Journalists from the News of the World tabloid misled police after hacking the mobile phone of murdered schoolgirl Milly Dowler, action which sparked a scandal engulfing News Corp, a letter from police published on Monday said.
Surrey Police said reporters had lied to police after hacking into Dowler's voicemail messages in 2002 and put pressure on detectives working on her case.
The paper, part of News International, the British arm of Rupert Murdoch's media empire, had demanded answers after claiming it had information Dowler had contacted a recruitment agency, the force said.
One of its reporters had claimed the tabloid had got Dowler's mobile phone details from school children, while the letter discloses someone had called the agency pretending to be Dowler's mother.

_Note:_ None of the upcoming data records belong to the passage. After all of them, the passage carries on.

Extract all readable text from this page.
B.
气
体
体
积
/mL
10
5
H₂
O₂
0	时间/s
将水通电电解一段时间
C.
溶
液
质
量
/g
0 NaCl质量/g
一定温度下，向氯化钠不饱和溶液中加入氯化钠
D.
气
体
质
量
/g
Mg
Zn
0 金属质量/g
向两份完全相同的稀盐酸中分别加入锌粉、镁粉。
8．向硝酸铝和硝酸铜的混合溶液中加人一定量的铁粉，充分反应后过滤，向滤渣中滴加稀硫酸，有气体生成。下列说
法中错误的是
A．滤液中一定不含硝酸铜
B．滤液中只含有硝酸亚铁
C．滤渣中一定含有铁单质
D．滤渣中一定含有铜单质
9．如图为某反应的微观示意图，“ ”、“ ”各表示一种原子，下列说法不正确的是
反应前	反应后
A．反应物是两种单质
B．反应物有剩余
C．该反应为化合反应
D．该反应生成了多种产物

It later emerged a message from the agency had mistakenly been left on Dowler's phone because they had the wrong number on their files.
The force dismissed speculation that information published by the News of the World (NOTW) had come from collusion between detectives and the paper.
The NOTW obtained that information by accessing Milly Dowler's phone, Surrey's Assistant Chief Constable Jerry Kirkby wrote in a letter to lawmakers investigating phone-hacking.
It was the revelation by the Guardian newspaper last July that the tabloid's reporters had illegally accessed the voicemail of missing Dowler, who was later found murdered, which caused the phone-hacking to hit the headlines amid widespread public revulsion.
News Corp took the drastic step of shutting down the 168-year-old paper, pulled its plan to take full control of Britain's highly profitable satellite broadcaster BSkyB and Murdoch also personally donated 1 million pounds ($1.6 million) to charities nominated by the Dowler family.
News International also paid the family a further 2 million pounds for behaviour Murdoch described as abhorrent.
The interception of Milly Dowler's phone was shocking and totally unacceptable, a News International spokeswoman said on Tuesday.
The abhorrent nature of what was discovered to have happened at the News of the World ultimately led to its closure last year, she added.
In a twist to the Dowler story last December, police said there was no evidence about a central claim in the original Guardian story that News of the World journalists had deleted voicemails, which had given her parents false hope she was still alive.
An inquiry set up by Prime Minister David Cameron into newspaper practices in the wake of the furore heard that the most likely explanation was that the voicemails had been automatically removed after a 72-hour limit.
The letter from Surrey Police to parliament's Culture, Media, and Sport Committee made no reference to this or why the police had not taken action earlier if it knew her phone had been hacked by the paper.
Instead, Kirkby merely provided details of police dealings with the News of the World in early 2002 during the search for teenager Dowler.
Murdoch's News International had claimed for years that the hacking of voicemails to generate stories was limited to a single rogue reporter who went to jail for the crime in 2007.
Surrey Police have not explained why they did not investigate that deception in 2002, Mark Lewis, the Dowler family lawyer said. No thought seems to have been given to the effect on the Dowler family.
Names of those on the paper involved were redacted as London police are conducting three criminal investigations into phone-hacking, but the letter implied several reporters could have been involved.
Kirkby said his letter detailed Surrey Police's present understanding and a full internal probe into the hacking of Dowler's phone was not yet complete.
Last Thursday, News International settled a string of legal claims from 36 people including celebrities and politicians over phone-hacking, although it said the payouts were not an admission its management knew about the practice or covered it up.